Outcry over Iranian Agents’ Violent Arrest of Teen Girl

The violent arrest of a teenage girl in Tehran on Saturday, for doing nothing more than playing in the park with her friends, has caused a public outcry in Iran.

In a video clip that is being shared widely on social media platforms, a male plainclothes agent of the State Security Force grabs a young woman, said to be 15 or 16 years old, and violently pushes her into a police car. The driver and all other surrounding agents were wearing plainclothes.

In total, five young women and men were arrested by plainclothes agents in a Tehranpars park on June 22 for merely playing with water guns, according to eyewitnesses.

On Monday, June 24, Hossein Rahimi, Chief of Tehran’s Police told reporters that the five young people had been arrested and charged with “refusing to comply with the orders of the police, breaking the social norms, clashing with police agents, and also removing the veil”.

The young people are still in the custody of the police, but one might well wonder how they could be charged with refusing to comply with police orders or clashing with police agents if the agents weren’t in uniform. That doesn’t even to take into account the ridiculous charges of “removing the veil” or “breaking social norms”, which are specifically designed to repress the people of Iran.

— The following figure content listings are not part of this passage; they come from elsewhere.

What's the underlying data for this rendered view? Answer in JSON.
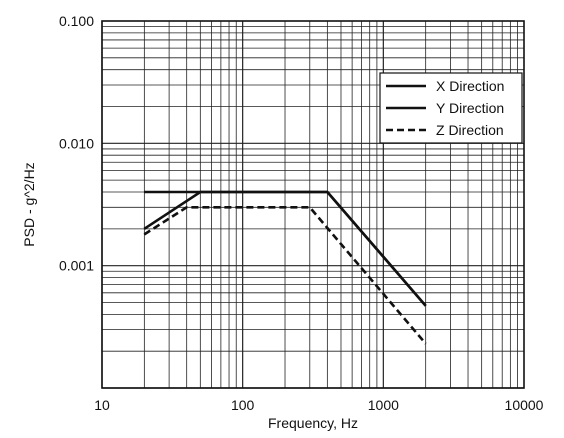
{
  "chart_data": {
    "type": "line",
    "title": "",
    "xlabel": "Frequency, Hz",
    "ylabel": "PSD - g^2/Hz",
    "xscale": "log",
    "yscale": "log",
    "xlim": [
      10,
      10000
    ],
    "ylim": [
      0.0001,
      0.1
    ],
    "grid": true,
    "legend_position": "top-right",
    "x_tick_labels": [
      "10",
      "100",
      "1000",
      "10000"
    ],
    "y_tick_labels": [
      "0.100",
      "0.010",
      "0.001"
    ],
    "series": [
      {
        "name": "X Direction",
        "style": "solid",
        "color": "#111111",
        "x": [
          20,
          50,
          400,
          2000
        ],
        "y": [
          0.004,
          0.004,
          0.004,
          0.00047
        ]
      },
      {
        "name": "Y Direction",
        "style": "solid",
        "color": "#111111",
        "x": [
          20,
          50,
          400,
          2000
        ],
        "y": [
          0.002,
          0.004,
          0.004,
          0.00047
        ]
      },
      {
        "name": "Z Direction",
        "style": "dashed",
        "color": "#111111",
        "x": [
          20,
          40,
          300,
          2000
        ],
        "y": [
          0.0018,
          0.003,
          0.003,
          0.00023
        ]
      }
    ]
  }
}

This violent arrest had caused outrage among the people of Iran to such as extent that even a state-run news agency printed a condemnation from a social pathologist.

The pathologist said: “This type of behaviour, is neither punitive nor humanitarian or Islamic. We have laws. The law does not allow anyone to act in any way they want. At the same time, we have policewomen. In such cases, where women are involved, policewomen have to take action and speak.”

The public outcry even caused the commander of the State Security Force of Tehran to order the dismissal and detention of the two police agents directly involved in the arrest, just a few hours after the news broke. However, he walked back this order on Tuesday, June 25, claiming that he was postponing it until the “conclusion of investigations”, which sounds like code for “until this all dies down”.

In a related matter, another video circulating on social media shows a sobbing young woman who was beaten up by State Security Force agents in a Tehran metro station for improper veiling.

Reportedly, the regime is seeking to station patrols in recreational areas in the coming days to monitor women’s compliance with the forced veil and give verbal warnings, but it seems clear that these may well turn into physical warnings.